Its notorious explicit extended sex scene between the two principals has made the film a legendary example of erotica, although it was deliberately filmed to portray a normal married couple's routine - with both dispassionate, preoccupied dressing for dinner, and passionate love-making. The scene was so explicit (and seemingly real) that it had to be edited before the film's US theatrical R-rated release. Many questioned whether the sex was real or not, although many years later, Sutherland rebutted the rumor that he had engaged in unsimulated sex with Christie. In fact, only nine individual frames were required to be cut from the film in order to move it from an X rating to an R-rating. [Note: The intercutting sex scene was imitated in Steven Soderbergh's Out of Sight (1998) between George Clooney and Jennifer Lopez.]
The popular, fabled Italian tourist city threatened by rising waters (apt for a film about a tragic drowning) figured prominently in the film, although it wasn't portrayed as an attractive city of romance and passion.

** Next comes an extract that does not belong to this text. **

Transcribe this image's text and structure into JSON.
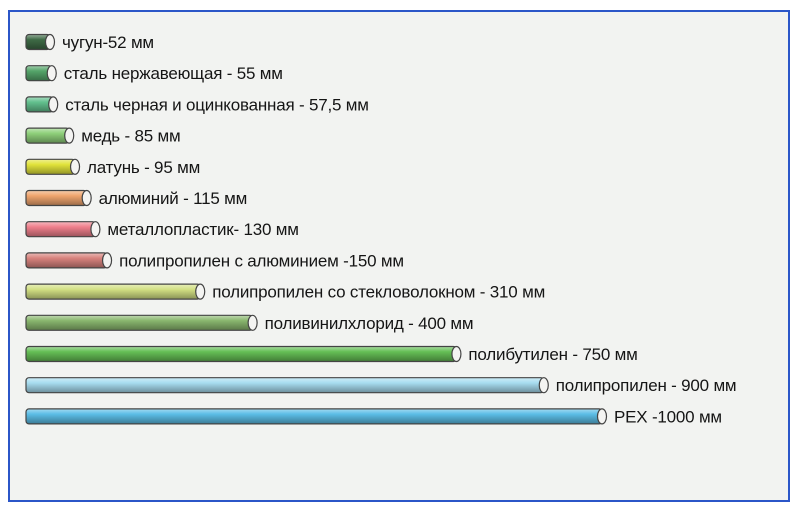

It was filmed in the dead of winter by gifted cinematographer Anthony B. Richmond, and was seen here as old, haunted, doom-laden, frosty, foggy and damp - with sinister, splintered shadows, grey skies, and darkness, labyrinthine dead-end alleyways with rats, rotting buildings and churches, half-empty cafes and hotels, peeling walls, tarnished stone, desolate streets and murky canals (Heather: "It's like a city in aspic left over from a dinner party and all the guests are dead and gone").
In addition, the off-kilter city was plagued by a series of grisly, unsolved murders. The fleeting image of a figure in red, a premonition of death, has been seen in many films since, including: Flatliners (1990), Spielberg's Schindler's List (1993), M. Night Shyamalan's The Village (2004), Dark Water (2005), Hostel (2005), The Omen (2006) and even James Bond's Casino Royale (2006). The dreamlike images of reflections and mirrors, cavernous walkways, and sightlessness hinted at the world of the afterlife - are all John's self-fulfilling dying visions that culminate in his own death.